Bevin issued the first executive orders of his administration on December 22, 2015. Among the issues addressed were removing the names of county clerks from state marriage licenses, and reversing orders by Beshear that restored voting rights for non-violent felons who had completed their sentences and raised the minimum wage for some state workers to $10.10 per hour.
In the 2016 election, the Republican Party took a supermajority in the Kentucky House of Representatives, making it the first time since 1921 that the party controlled the chamber. State House Speaker Greg Stumbo, viewed as one of Bevin's main political antagonists, was one of several House Democrats defeated in the election, something to which Bevin remarked "'good riddance'...he will not be missed one bit.
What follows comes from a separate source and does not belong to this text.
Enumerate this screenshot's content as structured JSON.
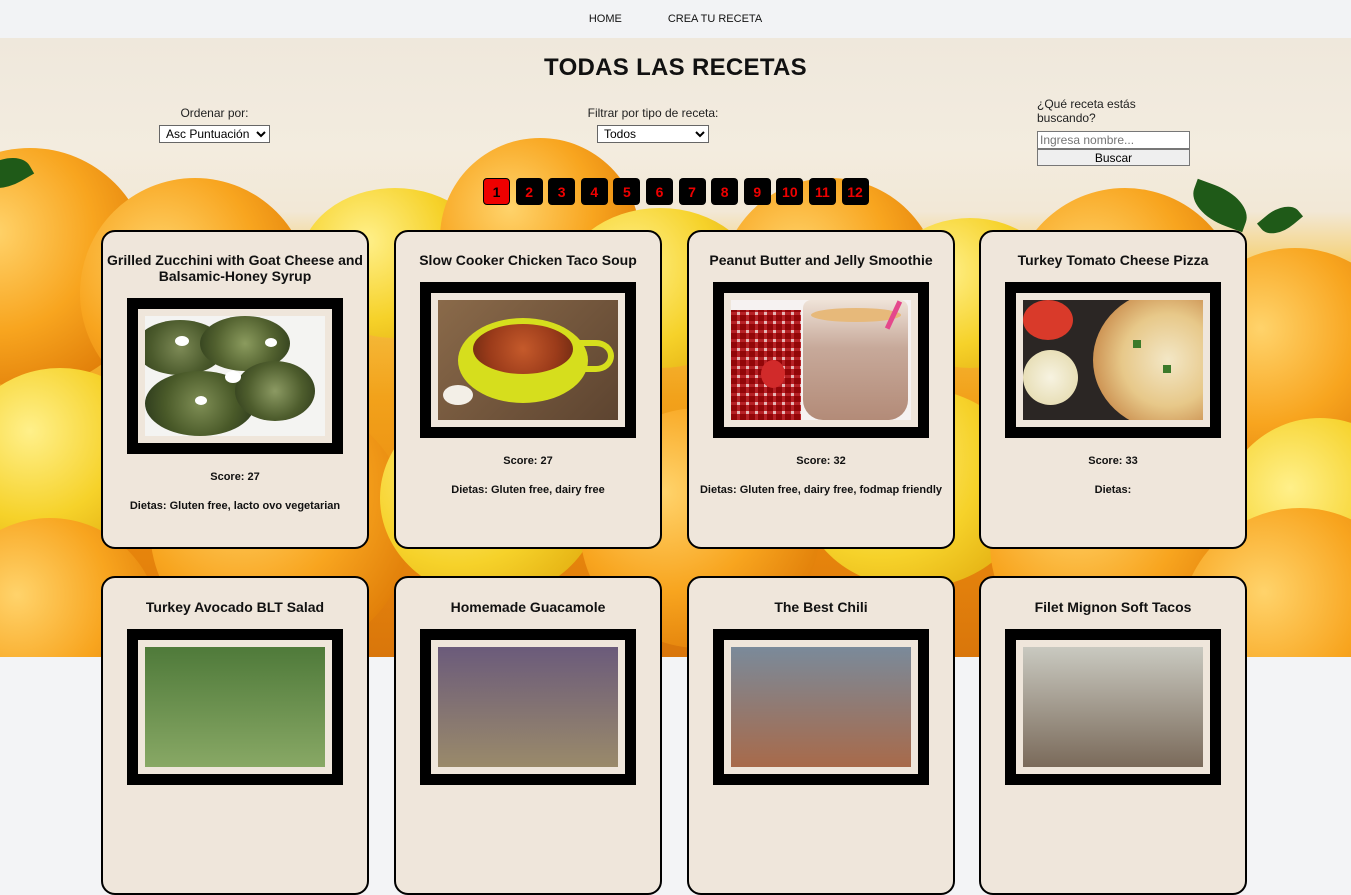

Kentucky will be better for his absence." This victory allowed Bevin to pursue his conservative agenda, as the House Democrats had blocked conservative legislation prior to this.
In April 2017, Bevin signed HB 128 into law, which ordered the Kentucky Board of Education to develop rules for Bible literacy classes. Bevin signed another bill authorizing Bible classes in June 2017.
In March 2018, Bevin sparked some controversy among local teachers' associations when he criticized their protesting of a pension reform bill as "selfish and shortsighted". In April 2018, he "guaranteed" that the teachers' labor stoppage had resulted in unsupervised children being sexually assaulted, physically harmed, or exposed to poison and drugs. The President of the Jefferson County Teachers Association responded that by Bevin's logic, schools should never have any breaks or vacations. The Republican-controlled Kentucky house condemned Bevin's comments and overrode his veto of a law that increased classroom spending.